Линия Мажино

Татьяна Рыкунова
             
Их дома находились рядом: маленький, приземистый, похожий на партизанскую землянку домик директора школы, выбеленный белой известью под черепичной крышей, и новый, красивый, как говорят в деревне, «круглый дом» - председателя колхоза. Народ на селе веселый и неунывающий, учитывая данное обстоятельство, сложил анекдот: Утро. На порог дома выходит председатель и поет: «Легко на сердце от песни веселой, она скучать не дает никогда!». Одновременно и директор школы проснулся, хочет выйти во двор, ударяется головой о низкую притолоку, из глаз сыплются искры, он наклоняет голову пониже, выходит и запевает свою: «А где мне взять такую песню?!».Анекдот ходил, люди посмеивались, но его герои оставались, как говорится, при своих. Шли шестидесятые годы, колхоз богател, было четыре отделения, в каждом свои бригады, техника, лошади, которые запрягались на празднование Русской зимы в тройки, соревнуясь в скорости и красоте каждого выезда. Тут тебе и сани, и брички, и линейки, и бедарки. Каждый выезд соответствовал статусу, времени и назначению выезда. Сельская молодежь, отучившись, возвращалась работать в колхоз. Школа была десятилетней и располагалась в разных корпусах, а их было уже пять.
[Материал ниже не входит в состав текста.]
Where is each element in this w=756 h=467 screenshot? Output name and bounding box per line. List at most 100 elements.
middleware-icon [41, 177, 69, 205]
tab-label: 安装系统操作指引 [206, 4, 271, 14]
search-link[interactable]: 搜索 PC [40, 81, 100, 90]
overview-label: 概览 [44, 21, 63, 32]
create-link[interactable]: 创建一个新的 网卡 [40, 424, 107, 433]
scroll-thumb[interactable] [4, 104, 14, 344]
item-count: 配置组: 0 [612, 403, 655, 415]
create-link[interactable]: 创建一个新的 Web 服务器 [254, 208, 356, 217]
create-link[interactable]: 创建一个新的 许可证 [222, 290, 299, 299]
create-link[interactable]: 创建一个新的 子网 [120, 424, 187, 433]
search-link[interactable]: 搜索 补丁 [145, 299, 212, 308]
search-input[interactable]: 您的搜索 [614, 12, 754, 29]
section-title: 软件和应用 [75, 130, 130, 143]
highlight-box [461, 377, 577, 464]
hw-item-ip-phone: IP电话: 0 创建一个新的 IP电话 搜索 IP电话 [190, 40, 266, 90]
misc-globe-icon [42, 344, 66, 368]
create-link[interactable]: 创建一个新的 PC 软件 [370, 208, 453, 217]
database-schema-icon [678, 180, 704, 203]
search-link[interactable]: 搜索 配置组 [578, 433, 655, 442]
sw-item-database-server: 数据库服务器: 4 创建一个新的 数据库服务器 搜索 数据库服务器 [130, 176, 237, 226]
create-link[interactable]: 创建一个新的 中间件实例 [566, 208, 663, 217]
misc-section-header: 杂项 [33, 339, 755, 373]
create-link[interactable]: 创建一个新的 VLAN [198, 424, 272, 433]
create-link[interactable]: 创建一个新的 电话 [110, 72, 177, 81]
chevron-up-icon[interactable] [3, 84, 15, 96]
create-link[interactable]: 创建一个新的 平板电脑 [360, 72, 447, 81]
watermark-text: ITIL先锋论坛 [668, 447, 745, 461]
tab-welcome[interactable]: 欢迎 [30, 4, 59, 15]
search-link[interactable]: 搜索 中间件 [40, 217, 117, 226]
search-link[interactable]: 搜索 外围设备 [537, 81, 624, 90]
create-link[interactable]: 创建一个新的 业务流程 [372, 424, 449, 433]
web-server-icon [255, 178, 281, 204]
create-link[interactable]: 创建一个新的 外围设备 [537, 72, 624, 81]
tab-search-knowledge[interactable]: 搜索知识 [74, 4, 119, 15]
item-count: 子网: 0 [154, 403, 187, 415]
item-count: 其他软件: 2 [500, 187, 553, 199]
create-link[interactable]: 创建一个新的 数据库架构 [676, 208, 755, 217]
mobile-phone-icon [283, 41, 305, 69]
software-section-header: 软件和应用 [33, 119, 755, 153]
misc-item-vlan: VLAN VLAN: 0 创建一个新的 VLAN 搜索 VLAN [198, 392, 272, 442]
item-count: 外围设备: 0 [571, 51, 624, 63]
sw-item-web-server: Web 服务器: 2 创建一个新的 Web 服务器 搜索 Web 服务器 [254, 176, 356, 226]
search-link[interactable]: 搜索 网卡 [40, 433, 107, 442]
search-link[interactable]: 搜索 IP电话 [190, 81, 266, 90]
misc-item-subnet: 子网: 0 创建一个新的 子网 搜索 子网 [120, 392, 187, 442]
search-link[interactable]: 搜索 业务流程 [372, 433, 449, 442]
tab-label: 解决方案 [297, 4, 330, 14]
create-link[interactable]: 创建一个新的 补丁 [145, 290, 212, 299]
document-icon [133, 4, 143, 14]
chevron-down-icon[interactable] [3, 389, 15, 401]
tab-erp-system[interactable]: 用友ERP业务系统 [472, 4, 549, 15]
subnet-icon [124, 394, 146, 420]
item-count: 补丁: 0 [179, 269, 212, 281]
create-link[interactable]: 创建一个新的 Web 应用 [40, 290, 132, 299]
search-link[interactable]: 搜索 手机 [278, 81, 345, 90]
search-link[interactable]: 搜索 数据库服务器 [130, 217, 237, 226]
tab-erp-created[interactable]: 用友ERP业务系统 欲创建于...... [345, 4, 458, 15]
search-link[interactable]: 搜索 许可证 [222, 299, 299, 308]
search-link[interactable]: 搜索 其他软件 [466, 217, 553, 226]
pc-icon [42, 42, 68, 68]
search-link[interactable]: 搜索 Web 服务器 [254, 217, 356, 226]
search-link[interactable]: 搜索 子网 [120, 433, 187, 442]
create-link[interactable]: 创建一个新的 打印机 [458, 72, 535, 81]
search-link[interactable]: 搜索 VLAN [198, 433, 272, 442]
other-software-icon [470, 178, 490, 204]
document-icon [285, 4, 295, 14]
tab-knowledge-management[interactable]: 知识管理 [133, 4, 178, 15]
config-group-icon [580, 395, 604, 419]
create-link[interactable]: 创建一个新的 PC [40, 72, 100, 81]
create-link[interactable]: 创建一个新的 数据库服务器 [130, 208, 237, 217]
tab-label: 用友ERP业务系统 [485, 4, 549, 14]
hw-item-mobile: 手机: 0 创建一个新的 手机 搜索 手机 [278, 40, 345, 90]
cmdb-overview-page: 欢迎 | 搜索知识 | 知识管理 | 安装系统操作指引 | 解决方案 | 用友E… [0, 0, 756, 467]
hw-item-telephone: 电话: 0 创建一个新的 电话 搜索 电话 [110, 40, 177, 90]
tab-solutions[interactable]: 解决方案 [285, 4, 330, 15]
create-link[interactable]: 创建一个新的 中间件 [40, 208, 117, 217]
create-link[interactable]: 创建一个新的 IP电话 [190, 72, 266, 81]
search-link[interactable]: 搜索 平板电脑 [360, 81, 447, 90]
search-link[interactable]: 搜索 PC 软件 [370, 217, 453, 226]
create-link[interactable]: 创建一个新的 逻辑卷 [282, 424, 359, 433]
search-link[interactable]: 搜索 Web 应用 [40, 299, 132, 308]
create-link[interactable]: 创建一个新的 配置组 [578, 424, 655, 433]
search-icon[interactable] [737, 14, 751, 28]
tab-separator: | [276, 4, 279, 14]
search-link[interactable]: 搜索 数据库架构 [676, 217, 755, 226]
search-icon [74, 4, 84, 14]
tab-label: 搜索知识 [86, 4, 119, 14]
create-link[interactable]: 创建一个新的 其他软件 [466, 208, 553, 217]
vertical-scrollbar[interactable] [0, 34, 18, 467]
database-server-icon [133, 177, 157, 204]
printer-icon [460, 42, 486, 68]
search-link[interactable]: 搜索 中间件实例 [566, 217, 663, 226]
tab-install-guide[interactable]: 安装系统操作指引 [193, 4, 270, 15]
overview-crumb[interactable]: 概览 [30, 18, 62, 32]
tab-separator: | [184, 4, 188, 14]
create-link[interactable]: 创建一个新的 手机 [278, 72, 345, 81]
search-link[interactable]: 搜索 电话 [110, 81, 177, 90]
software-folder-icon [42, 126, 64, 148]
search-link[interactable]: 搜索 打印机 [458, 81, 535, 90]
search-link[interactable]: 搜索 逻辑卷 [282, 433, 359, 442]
Среди учителей были и фронтовики: Федор Моисеевич - вел географию, Николай Иванович учил нас физике, Андрей Александрович вел обществоведение и был завучем, да и сам директор школы, преподававший химию, воевал, попал в плен, бежал, вступил в ряды французского Сопротивления,  переходил Линию Мажино на востоке Франции. Ох уж эта Линия! Для Франции она была мощным укрепсооружением, а для нас, школяров, спасительницей от «неудов»!
Линия Мажино горячо заинтересовывала нас, когда надо было отвечать у доски валентность и химические процессы, которые  никак не шли на ум после выходных, проведенных в снежных баталиях на санках и на лыжах. Тут-то просыпался исключительный интерес к подвигам нашего уважаемого Ивана Михайловича! Мы хором просили рассказать  как это было там, на знаменитой Линии, а он будто ждал  этого вопроса, готов начать свой пылкий рассказ  и лицо директора преображалось.
Его полные щеки наливались юношеским румянцем, плечи под просторным костюмом выпрямлялись, он даже будто становился выше. Темные волосы учителя еще не были седы, пряди сваливались на высокий лоб в такт его жестам, крупные руки уже не могли лежать спокойно на учительском столе, для большей убедительности Иван Михайлович приподнимал их и тяжело опускал ладонями вниз, будто припечатывая каждое сказанное слово. В эти минуты он был прекрасен.
   Надо ли говорить, что его рассказ мы уже знали наизусть? Но нельзя сказать, что это было злоупотреблением с нашей стороны. Нет! Это было еще и любование преображением человека: из тучного пожилого дядьки Иван Михайлович превращался в русского былинного богатыря, на него мы смотрели раскрыв рты, не упуская ни одного сказанного слова. Это было трепетным приобщением нас, родившихся всего-то через семь лет после войны и понимавших, что герои - вот они, живут так же, как и мы, не лучше и не хуже нас самих и наших родителей, а значит, наши фронтовики - это чуть-чуть и мы, простые и любознательные, озорные и смекалистые крестьянские дети большого села, где в каждом огороде вызревали вкусные  фрукты и многочисленные  сорта груш.